Jean-Marc L’officier, editor and publisher at Black Coat Press emailed me with the following:
“I need to correct a small fact: bizarrely the cover of #1 was NOT by Gino Starace; for a reason I can’t fathom it was taken from an ad for some kind of medecine with a mask and a bloody dagger replacing a pill bottle spreading pills over Paris hastily added. The artist is unknown to this day. The airbrushed version sans dagger is somewhat authentic as well as it was that used by Feuillade for the first Fantomas movie serial.
“Souvestre & Allain had written a few pre-Fantômas novels before, sharing some themes and the character of the Investigating Magistrate, and actually recycled their plots into Fantômas novels (Le Mort Qui Tue is a case in point). Also note that towards the end there’s little doubt they used ghostwriters. The penultimate novel La Corde de Chanvre which I’ll be translating soon is undoubtedly the work of someone else.”
Mac the Knife from the Threepenny Opera? That’s an adaptation of John Gay’s 18th c. The Beggar’s Opera. So…influenced, maybe?
Though Brecht wrote the book for it, not Kurt Weill, so maybe not. But maybe they read the same books! Who knows?

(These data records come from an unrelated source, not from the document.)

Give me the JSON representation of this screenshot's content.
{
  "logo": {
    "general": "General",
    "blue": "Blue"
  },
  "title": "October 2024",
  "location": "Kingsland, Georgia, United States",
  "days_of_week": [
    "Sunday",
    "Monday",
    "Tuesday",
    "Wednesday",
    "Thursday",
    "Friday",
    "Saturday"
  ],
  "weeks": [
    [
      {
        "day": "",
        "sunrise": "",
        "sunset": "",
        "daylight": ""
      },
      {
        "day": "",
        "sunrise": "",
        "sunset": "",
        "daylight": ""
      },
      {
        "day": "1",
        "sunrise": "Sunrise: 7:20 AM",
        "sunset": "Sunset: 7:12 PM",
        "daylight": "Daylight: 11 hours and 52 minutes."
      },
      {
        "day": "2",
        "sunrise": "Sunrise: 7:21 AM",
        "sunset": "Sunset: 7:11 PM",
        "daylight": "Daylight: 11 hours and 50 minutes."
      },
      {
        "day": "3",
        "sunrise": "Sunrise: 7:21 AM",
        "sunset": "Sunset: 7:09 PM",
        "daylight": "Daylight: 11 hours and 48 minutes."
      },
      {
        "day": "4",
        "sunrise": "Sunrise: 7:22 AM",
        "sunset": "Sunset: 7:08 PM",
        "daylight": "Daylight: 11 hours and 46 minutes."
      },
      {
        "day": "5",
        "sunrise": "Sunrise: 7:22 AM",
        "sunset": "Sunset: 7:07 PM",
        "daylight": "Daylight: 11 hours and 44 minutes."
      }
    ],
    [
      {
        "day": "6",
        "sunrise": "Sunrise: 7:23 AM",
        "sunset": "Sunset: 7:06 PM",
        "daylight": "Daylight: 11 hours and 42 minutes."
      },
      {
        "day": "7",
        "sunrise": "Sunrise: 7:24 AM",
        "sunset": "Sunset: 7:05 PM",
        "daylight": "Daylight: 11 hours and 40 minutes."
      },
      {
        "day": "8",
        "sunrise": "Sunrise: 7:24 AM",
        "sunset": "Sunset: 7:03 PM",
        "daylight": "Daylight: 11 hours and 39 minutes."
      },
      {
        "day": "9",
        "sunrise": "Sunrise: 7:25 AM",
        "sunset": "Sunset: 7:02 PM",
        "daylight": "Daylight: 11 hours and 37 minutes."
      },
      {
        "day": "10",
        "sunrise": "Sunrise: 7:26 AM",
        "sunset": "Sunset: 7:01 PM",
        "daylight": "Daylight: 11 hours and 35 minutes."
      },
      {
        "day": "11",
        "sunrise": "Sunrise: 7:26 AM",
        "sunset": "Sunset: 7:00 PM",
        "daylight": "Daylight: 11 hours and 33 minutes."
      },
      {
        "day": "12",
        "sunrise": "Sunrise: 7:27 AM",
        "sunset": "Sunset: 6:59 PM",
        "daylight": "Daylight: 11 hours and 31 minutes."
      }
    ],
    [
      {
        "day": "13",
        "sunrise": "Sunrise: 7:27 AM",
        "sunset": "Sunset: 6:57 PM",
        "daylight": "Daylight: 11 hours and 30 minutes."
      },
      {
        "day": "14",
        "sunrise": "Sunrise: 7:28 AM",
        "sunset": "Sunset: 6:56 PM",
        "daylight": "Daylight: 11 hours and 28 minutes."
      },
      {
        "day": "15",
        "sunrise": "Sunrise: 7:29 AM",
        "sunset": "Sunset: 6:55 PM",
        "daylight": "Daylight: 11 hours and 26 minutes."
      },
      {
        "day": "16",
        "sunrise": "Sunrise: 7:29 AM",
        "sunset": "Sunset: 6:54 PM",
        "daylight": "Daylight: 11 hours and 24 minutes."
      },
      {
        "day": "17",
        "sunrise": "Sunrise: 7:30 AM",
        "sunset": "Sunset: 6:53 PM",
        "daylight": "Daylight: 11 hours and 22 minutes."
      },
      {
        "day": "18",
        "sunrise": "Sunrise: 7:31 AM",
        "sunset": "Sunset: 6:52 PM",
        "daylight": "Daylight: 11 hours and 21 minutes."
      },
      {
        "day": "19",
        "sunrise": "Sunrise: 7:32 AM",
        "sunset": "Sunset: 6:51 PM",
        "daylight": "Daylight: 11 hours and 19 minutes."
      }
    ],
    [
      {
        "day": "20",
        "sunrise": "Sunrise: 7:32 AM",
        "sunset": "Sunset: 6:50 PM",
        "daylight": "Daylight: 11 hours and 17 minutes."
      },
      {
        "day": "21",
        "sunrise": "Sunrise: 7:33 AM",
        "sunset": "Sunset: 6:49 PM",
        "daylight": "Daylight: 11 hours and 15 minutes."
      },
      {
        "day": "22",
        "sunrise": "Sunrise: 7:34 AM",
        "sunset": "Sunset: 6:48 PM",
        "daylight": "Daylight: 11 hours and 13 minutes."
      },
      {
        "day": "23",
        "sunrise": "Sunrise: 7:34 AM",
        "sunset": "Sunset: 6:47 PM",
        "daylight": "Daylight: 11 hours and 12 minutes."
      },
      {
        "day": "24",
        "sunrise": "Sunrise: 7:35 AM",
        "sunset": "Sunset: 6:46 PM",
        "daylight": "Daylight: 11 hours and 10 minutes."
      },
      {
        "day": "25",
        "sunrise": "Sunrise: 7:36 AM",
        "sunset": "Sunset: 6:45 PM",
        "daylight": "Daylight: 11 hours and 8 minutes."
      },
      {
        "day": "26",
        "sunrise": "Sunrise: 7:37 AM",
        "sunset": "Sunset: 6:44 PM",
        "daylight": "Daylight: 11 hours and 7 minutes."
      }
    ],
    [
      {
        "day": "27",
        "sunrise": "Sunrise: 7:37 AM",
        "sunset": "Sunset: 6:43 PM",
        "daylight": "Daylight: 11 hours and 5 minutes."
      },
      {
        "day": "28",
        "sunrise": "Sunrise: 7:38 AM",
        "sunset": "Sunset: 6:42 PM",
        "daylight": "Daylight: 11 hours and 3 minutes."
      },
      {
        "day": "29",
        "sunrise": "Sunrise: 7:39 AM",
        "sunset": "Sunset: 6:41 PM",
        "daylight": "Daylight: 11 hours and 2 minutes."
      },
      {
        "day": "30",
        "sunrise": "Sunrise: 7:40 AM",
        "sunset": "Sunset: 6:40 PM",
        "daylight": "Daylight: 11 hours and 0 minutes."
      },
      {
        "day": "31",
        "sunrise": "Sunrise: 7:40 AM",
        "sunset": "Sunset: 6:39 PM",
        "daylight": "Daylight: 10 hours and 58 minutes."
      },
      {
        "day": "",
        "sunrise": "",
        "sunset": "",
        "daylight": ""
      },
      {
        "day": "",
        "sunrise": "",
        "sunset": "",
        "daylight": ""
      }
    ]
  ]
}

Pretty sure that Claire was kidding about “Mack the Knife” being a relative. The Weill piece was “The Ballad of Fantomas.” Here’s the info from a great Fantomas website and online resource: http://www.fantomas-lives.com/
“And Robert Desnos’s 25-stanza poem La Complainte de Fantômas (The Ballad of Fantômas), quoted above, was dramatized and broadcast throughout France and Belgium in November 1933. According to Daniel Gerould’s Guillotine: Its Legend & Lore (New York: Blast Books, 1992) it was “a monumental production with a cast of over one hundred, including cabaret and music hall artists, buskers, accordionists, whistlers, and clowns, as well as opera singers and recitalists. Organized by Le Petit Journal to publicize the paper’s new serial ‘Could It Be Fantômas?’ by Marcel Allain, this celebration of the Emperor Of Crime created an unlikely meeting of artistic talents. Antonin Artaud directed, Kurt Weill composed the music, and Cuban musicologist and author Alejo Carpentier, who twenty years later would write the extraordinary guillotine novel Explosion In A Cathedral, conducted the ensemble.” The poem closed with an image taken from the original book cover:
His immense shadow spreads out
Over Paris and the world,
What is this grey eyed specter
Who surges through the silence?
Might it be you, Fantômas,
Prowling on the high rooftops?”
Ah, I wasn’t sure. I actually had a much *more* pedantic comment (if you can believe that) queued up before I realized it might be a joke.